GDC - Generic Data Clustering

The GDC software attempts to mimick the C4.5 system, except that it implements unsupervised clustering algorithms, rather than supervised methods. Currently supported clustering algorithms are: k-means, k-mediods and agglomerative clustering.

To run GDC on a Solaris 2.7 machine at ISI, run /nfs/isd/hdaume/bin/gdc; for other systems or external to ISI, download the source code (GDC.tar.gz) and compile it with GHC.

Input Format

The input format for GDC is simple: each line corresponds to one data element; each entry in that line corresponds to its values on a given feature except for the first column which names the entity (not used for clustering). Features should be prescaled. Additionally, the last column may be used to specify the correct classification of this entry, for evaluation purposed (also not used for clustering). For instance, the following is a valid input file:

E1 0.5 1 1.2 0.2 C1
E2 1 0.75 1 1.3 C2
E3 1 1 1 1.4 C2

In this instance, there are three entries (E1, E2 and E3) with four entries in the feature vector and two classes (C1 and C2). The class names must begin with an alphanumeric and feature values must beging with a digit (i.e., you must write "0.2" not just ".2"). The entity name is also optional, in which case entities will be named En for n beginning at 1 and going down.

We allow Haskell-style comments; single line comments begin with -- and comment spands are enclosed in {- and -}.

Running GDC

This is equally simple. Assume we saved the above data in a file named test; we could run gdc as:

% gdc test -o test --k-means

This would create several file, which I will explain briefly:

test.clusters

- contains the actual cluster layouts, for instance, we get:

k chosen by slope statistic = 2

1: [["E1","E2","E3"]]
2: [["E2","E3"],["E1"]]
3: [["E3"],["E2"],["E1"]]
Which basically means that if we want one cluster, put them all in one cluster; if we want two clusters (which is what it thinks is the best choice), put E2 and E3 together and leave E1 by itself; finally if we want three clusters, put each in its own cluster.

test.dot

- a file suitable for input to dot that shows you the hierachical clustering sturcuture

test.graph

A file suitable for input to xgraph which shows the k/within-cluster mean squared error and slopes

test.pr

precision/recall graph for xgraph

test.se

k/string-edit-distance graph for xgraph

If you don't include true classification information (i.e., the last column in the input file), it won't create the pr and se files, since we need to know the "right answer" in order to calculate these.

Command line arguments

- you can run gdc in one of three ways (currently -- this may be expanded later): --k-means, --k-mediodss or --agglom. When run in mediods or agglomerative mode, you need to specify a distance metric (either --cosine, --euclidean-distance or --euclidean-sqr). For binary data, you can also use --dice, --jaccard or --overlap for those coefficients. Furthermore, when running in agglomerative mode, you need to specify the clustering metric (i.e., when to merge two clusters), one of --min, --max or --avg.

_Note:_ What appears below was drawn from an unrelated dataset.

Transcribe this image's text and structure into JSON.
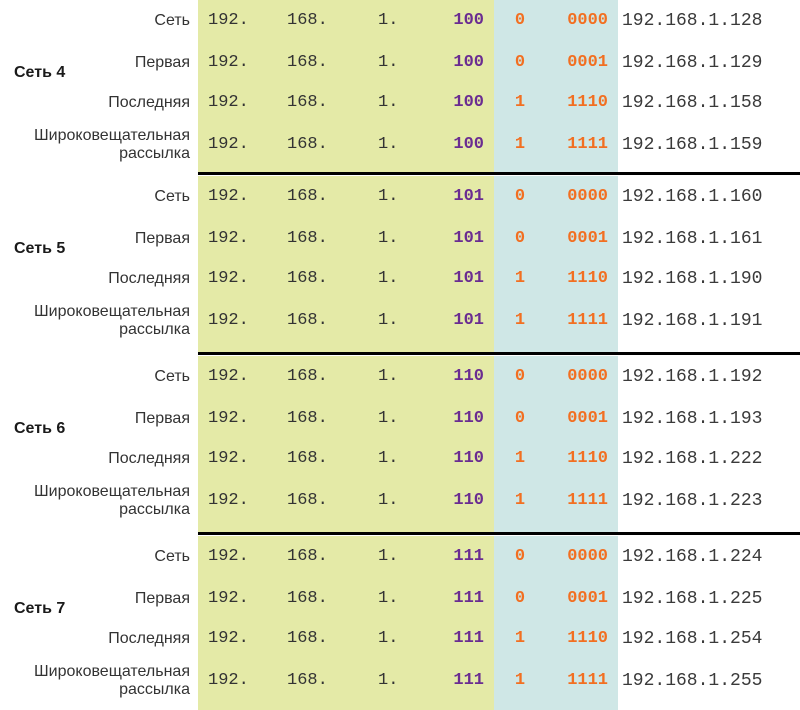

You can specify the prefix of all the output files with -o and the titles of the graphs with --title=STRING.

You can specify the number of clusters (if this isn't specified, it clusters for all possible values) by specifying -k3 to only do three clusters or -k3-8 to cluster for values of k from 3 the 8 (inclusive).

Finally, you can control the output more precisely. You can suppress the creation of any of the output files by specifying --no-output-output-extension, for instance, --no-output-graph. Furthermore, you can rename the output of any of these files by specifying --output-output-extension =FILE, for instance, --output-se=my-se-file

You can get a list of all the options by running gdc --help, but this doesn't include any information about which options go with which other options. gdc should warn you if you try to do something dumb (like specifying --cosine with k-means (which must use squared euclidean distance), but it might not all the time. Use your judgment.

If you have any questions or encounter any bugs, please let me know. Finally, if something seems to be running too slowly, it may simply be because I didn't spend too much time optimizing the algorithm (ahem, k-means -- k-mediods might be a better bet); if you really want a better version, let me know and I'll put it on my to-do list.

To-do list

Allow feature weighting, implement divisive clustering, optimize k-means, general optimizations, allow unknown entries in the input files, implement fuzzy k-means, allow random seeds to be specified in the command line.